Autrefois « effectivement hors de la carte », Hong Kong élabore une stratégie de relance post-pandémique différente

Tout passager arrivant à Hong Kong aujourd’hui sera accueilli à son atterrissage à l’aéroport international de la ville par de nombreux travaux de construction.

Et le terminal de l’aéroport regorge d’activité : la ruée folle vers l’immigration, les foules massées dans les boutiques hors taxes, les annonces intermittentes rappelant aux passagers de veiller à leur sécurité.

On est bien loin d’il y a plus d’un an, lorsque l’aéroport international de Hong Kong (HKIA) – l’un des aéroports les plus fréquentés au monde – était virtuellement une ville fantôme avec des vitrines fermées, des portes vides et – à perte de vue – des avions stationnés aux portes d’embarquement sans nulle part où aller.

Mais alors que le nombre de passagers a rapidement rebondi depuis la réouverture des frontières plus tôt cette année, Hong Kong envisage une stratégie de relance très différente.

REPRISE « EN VUE »

S’exprimant lors de la Journée de l’aviation de Hong Kong organisée début août, le secrétaire aux Finances de la ville, Paul Chan, a déclaré que la reprise « est en vue » ; un pronostic communément repris par les intervenants lors de l’événement.

« La fin de la pandémie a redonné vie au secteur de l’aviation… et une reprise complète est désormais en vue. L’avenir est prometteur pour Hong Kong en tant que plaque tournante de l’aviation », déclare Chan.

En effet, HKIA et la compagnie nationale Cathay Pacific ont fait de grands progrès dans leur redressement, et dans un laps de temps plus court que leurs concurrents régionaux.

Selon les statistiques de trafic de HKIA pour juillet, l’aéroport a accueilli environ 3,8 millions de passagers au cours du mois, soit une augmentation de 15 % par rapport aux niveaux de trafic de juin et environ 60 % du trafic de passagers d’avant la pandémie.

C’est une histoire similaire pour Cathay, qui a récemment publié son premier bénéfice semestriel depuis plus de trois ans. Pour les six mois clos le 30 juin, le transporteur Oneworld a enregistré un bénéfice d’exploitation de 8,8 milliards de dollars de Hong Kong (1,1 milliard de dollars), contre une perte d’exploitation de 1,3 milliard de dollars de Hong Kong pour la période de l’année précédente.

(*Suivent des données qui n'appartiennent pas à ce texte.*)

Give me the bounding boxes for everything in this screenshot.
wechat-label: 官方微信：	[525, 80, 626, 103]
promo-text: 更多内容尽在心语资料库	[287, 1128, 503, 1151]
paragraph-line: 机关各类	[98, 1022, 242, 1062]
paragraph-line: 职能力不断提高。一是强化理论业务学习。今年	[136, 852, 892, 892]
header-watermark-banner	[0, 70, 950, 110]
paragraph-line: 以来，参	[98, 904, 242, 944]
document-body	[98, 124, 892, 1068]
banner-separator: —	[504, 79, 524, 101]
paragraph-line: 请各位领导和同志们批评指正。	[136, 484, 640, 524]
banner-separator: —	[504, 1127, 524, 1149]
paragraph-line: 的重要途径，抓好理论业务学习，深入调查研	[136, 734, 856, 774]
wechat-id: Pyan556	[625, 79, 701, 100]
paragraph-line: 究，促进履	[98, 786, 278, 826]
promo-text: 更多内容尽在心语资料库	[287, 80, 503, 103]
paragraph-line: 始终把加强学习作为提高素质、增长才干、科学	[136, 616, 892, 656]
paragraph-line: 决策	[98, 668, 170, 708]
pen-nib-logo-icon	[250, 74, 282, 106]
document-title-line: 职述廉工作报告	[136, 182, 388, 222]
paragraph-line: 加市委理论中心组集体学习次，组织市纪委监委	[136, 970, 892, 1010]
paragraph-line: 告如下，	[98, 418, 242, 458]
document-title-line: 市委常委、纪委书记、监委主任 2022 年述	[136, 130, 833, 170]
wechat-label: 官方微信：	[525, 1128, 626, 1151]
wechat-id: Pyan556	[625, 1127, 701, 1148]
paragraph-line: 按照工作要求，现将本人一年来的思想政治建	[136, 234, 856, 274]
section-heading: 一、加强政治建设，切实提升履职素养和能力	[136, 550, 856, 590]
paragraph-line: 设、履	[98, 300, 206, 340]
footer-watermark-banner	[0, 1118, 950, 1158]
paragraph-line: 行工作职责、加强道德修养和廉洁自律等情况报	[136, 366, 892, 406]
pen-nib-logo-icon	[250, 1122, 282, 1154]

La compagnie aérienne reconstruit son réseau et vise un fonctionnement à environ 70 % d’ici la fin de cette année, et un rétablissement complet d’ici fin 2024, conformément aux prévisions de l’IATA.

Vivian Cheung, directrice de l’exploitation de l’opérateur HKIA Airports Authority Hong Kong, a déclaré que l’aéroport vise à atteindre 80 % d’ici la fin de cette année et à se rétablir complètement d’ici la fin de 2024.

HKIA s’empresse également de souligner que même si le nombre de passagers est tombé à une fraction du nombre d’avant Covid pendant les pires jours de la pandémie, ses opérations de fret « ne se sont jamais arrêtées ».

La troisième piste de l’aéroport – qui fait partie du projet plus large d’agrandissement de l’aéroport du système à trois pistes – a ouvert ses portes en 2022, alors même que la ville était en grande partie fermée au trafic international. Des travaux sont également en cours pour construire un deuxième terminal passagers, le système complet devant être opérationnel vers 2024.

Au milieu de cet optimisme éclatant, c’est le directeur général de l’IATA, Willie Walsh – également présent à l’événement de la Journée de l’aviation – qui a peut-être le mieux décrit l’histoire de la reprise de Hong Kong.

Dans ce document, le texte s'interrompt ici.